Теория, которую выстроил Лидур, заключалась в следующем. Отец с дочерью отправились туда вместе, и он вновь стал ее домогаться. На этот раз она оказала яростное сопротивление, и дело дошло до драки, которая закончилась смертью девушки. Непреднамеренное это было убийство или предумышленное – решать предстояло другим.
И вот теперь вся его теория развалилась, словно карточный домик. Оказалось, что Катлу убила другая девушка – Клара, которая даже не находилась под подозрением.

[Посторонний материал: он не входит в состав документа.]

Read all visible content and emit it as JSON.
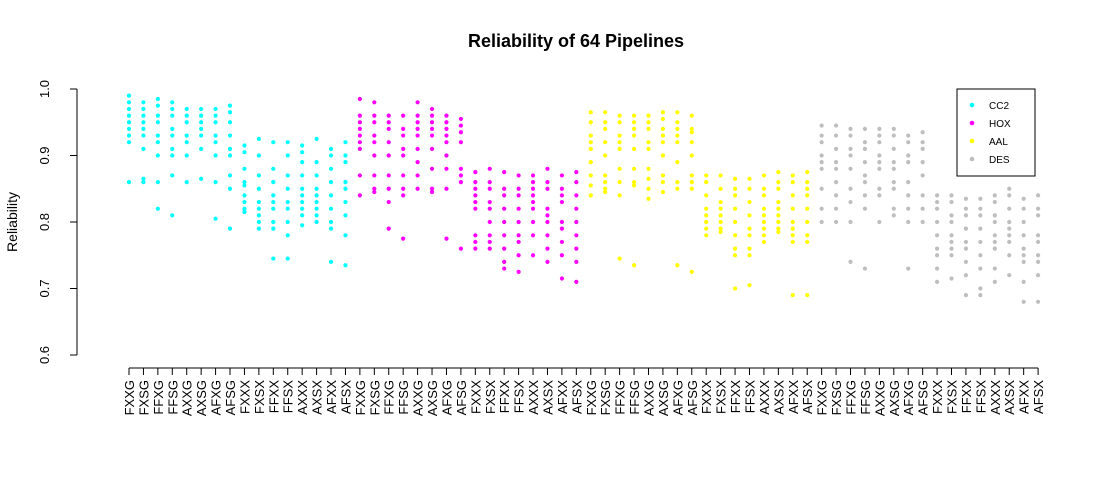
{
  "chart_data": {
    "type": "scatter",
    "title": "Reliability of 64 Pipelines",
    "ylabel": "Reliability",
    "xlabel": "",
    "ylim": [
      0.6,
      1.0
    ],
    "yticks": [
      "0.6",
      "0.7",
      "0.8",
      "0.9",
      "1.0"
    ],
    "grid": false,
    "legend_position": "top-right",
    "categories": [
      "FXXG",
      "FXSG",
      "FFXG",
      "FFSG",
      "AXXG",
      "AXSG",
      "AFXG",
      "AFSG",
      "FXXX",
      "FXSX",
      "FFXX",
      "FFSX",
      "AXXX",
      "AXSX",
      "AFXX",
      "AFSX",
      "FXXG",
      "FXSG",
      "FFXG",
      "FFSG",
      "AXXG",
      "AXSG",
      "AFXG",
      "AFSG",
      "FXXX",
      "FXSX",
      "FFXX",
      "FFSX",
      "AXXX",
      "AXSX",
      "AFXX",
      "AFSX",
      "FXXG",
      "FXSG",
      "FFXG",
      "FFSG",
      "AXXG",
      "AXSG",
      "AFXG",
      "AFSG",
      "FXXX",
      "FXSX",
      "FFXX",
      "FFSX",
      "AXXX",
      "AXSX",
      "AFXX",
      "AFSX",
      "FXXG",
      "FXSG",
      "FFXG",
      "FFSG",
      "AXXG",
      "AXSG",
      "AFXG",
      "AFSG",
      "FXXX",
      "FXSX",
      "FFXX",
      "FFSX",
      "AXXX",
      "AXSX",
      "AFXX",
      "AFSX"
    ],
    "series": [
      {
        "name": "CC2",
        "color": "#00FFFF",
        "points": [
          [
            0.99,
            0.98,
            0.97,
            0.96,
            0.95,
            0.94,
            0.93,
            0.92,
            0.86
          ],
          [
            0.98,
            0.97,
            0.96,
            0.95,
            0.94,
            0.93,
            0.91,
            0.86,
            0.865
          ],
          [
            0.985,
            0.975,
            0.96,
            0.95,
            0.93,
            0.92,
            0.9,
            0.86,
            0.82
          ],
          [
            0.98,
            0.97,
            0.96,
            0.94,
            0.93,
            0.91,
            0.9,
            0.87,
            0.81
          ],
          [
            0.97,
            0.96,
            0.95,
            0.93,
            0.92,
            0.9,
            0.86
          ],
          [
            0.97,
            0.96,
            0.95,
            0.94,
            0.93,
            0.91,
            0.865
          ],
          [
            0.97,
            0.96,
            0.95,
            0.93,
            0.92,
            0.9,
            0.86,
            0.805
          ],
          [
            0.975,
            0.965,
            0.95,
            0.93,
            0.91,
            0.9,
            0.87,
            0.85,
            0.79
          ],
          [
            0.915,
            0.905,
            0.88,
            0.86,
            0.855,
            0.84,
            0.83,
            0.82,
            0.815
          ],
          [
            0.925,
            0.9,
            0.87,
            0.85,
            0.83,
            0.82,
            0.81,
            0.8,
            0.79
          ],
          [
            0.92,
            0.88,
            0.86,
            0.84,
            0.83,
            0.82,
            0.8,
            0.79,
            0.745
          ],
          [
            0.92,
            0.9,
            0.87,
            0.85,
            0.83,
            0.82,
            0.8,
            0.78,
            0.745
          ],
          [
            0.915,
            0.905,
            0.89,
            0.87,
            0.85,
            0.84,
            0.83,
            0.82,
            0.81,
            0.795
          ],
          [
            0.925,
            0.89,
            0.87,
            0.85,
            0.84,
            0.83,
            0.82,
            0.81,
            0.8
          ],
          [
            0.91,
            0.9,
            0.88,
            0.86,
            0.84,
            0.82,
            0.8,
            0.79,
            0.74
          ],
          [
            0.92,
            0.9,
            0.89,
            0.86,
            0.85,
            0.83,
            0.81,
            0.78,
            0.735
          ]
        ]
      },
      {
        "name": "HOX",
        "color": "#FF00FF",
        "points": [
          [
            0.985,
            0.96,
            0.95,
            0.94,
            0.93,
            0.92,
            0.91,
            0.87,
            0.84
          ],
          [
            0.98,
            0.96,
            0.95,
            0.93,
            0.92,
            0.9,
            0.87,
            0.85,
            0.845
          ],
          [
            0.96,
            0.95,
            0.94,
            0.92,
            0.9,
            0.87,
            0.85,
            0.83,
            0.79
          ],
          [
            0.96,
            0.94,
            0.93,
            0.91,
            0.9,
            0.87,
            0.85,
            0.84,
            0.775
          ],
          [
            0.98,
            0.96,
            0.95,
            0.94,
            0.93,
            0.91,
            0.89,
            0.87,
            0.85
          ],
          [
            0.97,
            0.96,
            0.95,
            0.94,
            0.93,
            0.91,
            0.88,
            0.85,
            0.845
          ],
          [
            0.96,
            0.95,
            0.94,
            0.93,
            0.92,
            0.9,
            0.88,
            0.85,
            0.775
          ],
          [
            0.955,
            0.945,
            0.935,
            0.92,
            0.88,
            0.87,
            0.86,
            0.76
          ],
          [
            0.875,
            0.86,
            0.85,
            0.84,
            0.83,
            0.82,
            0.78,
            0.77,
            0.76
          ],
          [
            0.88,
            0.86,
            0.85,
            0.83,
            0.82,
            0.8,
            0.78,
            0.77,
            0.76
          ],
          [
            0.875,
            0.85,
            0.84,
            0.82,
            0.8,
            0.78,
            0.76,
            0.74,
            0.73
          ],
          [
            0.87,
            0.85,
            0.84,
            0.82,
            0.8,
            0.78,
            0.77,
            0.75,
            0.725
          ],
          [
            0.87,
            0.86,
            0.85,
            0.84,
            0.83,
            0.82,
            0.8,
            0.78,
            0.75
          ],
          [
            0.88,
            0.86,
            0.85,
            0.82,
            0.81,
            0.8,
            0.78,
            0.76,
            0.74
          ],
          [
            0.87,
            0.85,
            0.84,
            0.83,
            0.8,
            0.79,
            0.77,
            0.75,
            0.715
          ],
          [
            0.875,
            0.86,
            0.84,
            0.82,
            0.8,
            0.78,
            0.76,
            0.74,
            0.71
          ]
        ]
      },
      {
        "name": "AAL",
        "color": "#FFFF00",
        "points": [
          [
            0.965,
            0.95,
            0.93,
            0.92,
            0.91,
            0.89,
            0.87,
            0.855,
            0.84
          ],
          [
            0.965,
            0.95,
            0.94,
            0.92,
            0.9,
            0.87,
            0.86,
            0.85,
            0.845
          ],
          [
            0.96,
            0.95,
            0.93,
            0.92,
            0.91,
            0.88,
            0.86,
            0.84,
            0.745
          ],
          [
            0.96,
            0.95,
            0.94,
            0.93,
            0.91,
            0.88,
            0.86,
            0.855,
            0.735
          ],
          [
            0.96,
            0.95,
            0.94,
            0.92,
            0.91,
            0.88,
            0.865,
            0.85,
            0.835
          ],
          [
            0.965,
            0.955,
            0.94,
            0.93,
            0.92,
            0.9,
            0.87,
            0.86,
            0.845
          ],
          [
            0.965,
            0.95,
            0.94,
            0.93,
            0.92,
            0.89,
            0.86,
            0.85,
            0.735
          ],
          [
            0.96,
            0.94,
            0.935,
            0.92,
            0.9,
            0.87,
            0.86,
            0.85,
            0.725
          ],
          [
            0.87,
            0.86,
            0.84,
            0.82,
            0.81,
            0.8,
            0.79,
            0.78
          ],
          [
            0.87,
            0.85,
            0.83,
            0.82,
            0.81,
            0.8,
            0.79,
            0.785
          ],
          [
            0.865,
            0.85,
            0.84,
            0.82,
            0.8,
            0.78,
            0.76,
            0.75,
            0.7
          ],
          [
            0.865,
            0.85,
            0.83,
            0.81,
            0.79,
            0.78,
            0.76,
            0.75,
            0.705
          ],
          [
            0.87,
            0.85,
            0.84,
            0.82,
            0.81,
            0.8,
            0.79,
            0.78,
            0.77
          ],
          [
            0.875,
            0.86,
            0.85,
            0.83,
            0.82,
            0.81,
            0.8,
            0.79,
            0.785
          ],
          [
            0.87,
            0.86,
            0.84,
            0.82,
            0.8,
            0.79,
            0.78,
            0.77,
            0.69
          ],
          [
            0.875,
            0.86,
            0.85,
            0.84,
            0.82,
            0.8,
            0.78,
            0.77,
            0.69
          ]
        ]
      },
      {
        "name": "DES",
        "color": "#BEBEBE",
        "points": [
          [
            0.945,
            0.93,
            0.92,
            0.9,
            0.89,
            0.88,
            0.85,
            0.82,
            0.8
          ],
          [
            0.945,
            0.93,
            0.91,
            0.89,
            0.88,
            0.86,
            0.84,
            0.82,
            0.8
          ],
          [
            0.94,
            0.93,
            0.91,
            0.9,
            0.88,
            0.85,
            0.83,
            0.8,
            0.74
          ],
          [
            0.94,
            0.92,
            0.91,
            0.89,
            0.87,
            0.86,
            0.84,
            0.82,
            0.73
          ],
          [
            0.94,
            0.93,
            0.92,
            0.9,
            0.89,
            0.88,
            0.85,
            0.84,
            0.8
          ],
          [
            0.94,
            0.93,
            0.91,
            0.89,
            0.88,
            0.86,
            0.85,
            0.82,
            0.81
          ],
          [
            0.93,
            0.92,
            0.9,
            0.89,
            0.86,
            0.84,
            0.82,
            0.8,
            0.73
          ],
          [
            0.935,
            0.92,
            0.91,
            0.89,
            0.87,
            0.84,
            0.82,
            0.8
          ],
          [
            0.84,
            0.83,
            0.82,
            0.8,
            0.78,
            0.76,
            0.75,
            0.73,
            0.71
          ],
          [
            0.84,
            0.83,
            0.81,
            0.8,
            0.78,
            0.77,
            0.76,
            0.75,
            0.715
          ],
          [
            0.835,
            0.82,
            0.81,
            0.79,
            0.77,
            0.76,
            0.74,
            0.72,
            0.69
          ],
          [
            0.835,
            0.82,
            0.81,
            0.79,
            0.77,
            0.75,
            0.73,
            0.7,
            0.69
          ],
          [
            0.84,
            0.83,
            0.81,
            0.8,
            0.78,
            0.77,
            0.76,
            0.73,
            0.71
          ],
          [
            0.85,
            0.84,
            0.82,
            0.8,
            0.79,
            0.78,
            0.77,
            0.75,
            0.72
          ],
          [
            0.835,
            0.82,
            0.8,
            0.78,
            0.76,
            0.75,
            0.74,
            0.71,
            0.68
          ],
          [
            0.84,
            0.82,
            0.81,
            0.78,
            0.77,
            0.75,
            0.74,
            0.72,
            0.68
          ]
        ]
      }
    ]
  }
}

А ведь какая безупречная картинка сложилась тогда в воображении Лидура – не хватало только признания или каких-то серьезных улик. Свитер, конечно, оказался ценнейшим доказательством, но, вероятно, этого было недостаточно для обвинения. Хуже всего то, что он лежал на полу рядом с трупом. Вот был бы он зажат в руках у девушки, словно намек на то, что убийца – ее отец! Убедить Андрьеса, полицейского из Вестфирдира, солгать оказалось на удивление легко. Даже слишком легко, учитывая, что в результате он все-таки стал терзаться угрызениями совести, – ну а что еще можно было ожидать от такого неудачника? Еще до того, как расследование завершилось, он позвонил Лидуру и сообщил, что сожалеет о своем поступке, поскольку сомневается в виновности Ветурлиди, который так ни в чем и не признался. Хуже всего было то, что Андрьес собирался отозвать свои показания, потому что подозреваемый заслуживал, по его мнению, шанса защитить себя. Андрьес осознавал, что своими действиями нанесет непоправимый урон собственной репутации: его уволят с работы, а его сделка с нелегальным кредитором станет достоянием общественности. Более того, старый дурак заявил, что и Лидуру будет не отвертеться, поскольку он намерен объяснить причины, по которым согласился дать ложные показания, и назвать того, кто его к этому подтолкнул. Лидур, естественно, попытался отговорить Андрьеса от этой затеи, но у него ничего не вышло – с таким же успехом он мог бы говорить со стеной. Андрьес поставил его в известность, что приедет в Рейкьявик в ближайшие два дня, чтобы признаться в своем проступке полицейскому начальству. Таким образом, Лидур оказывался между молотом и наковальней.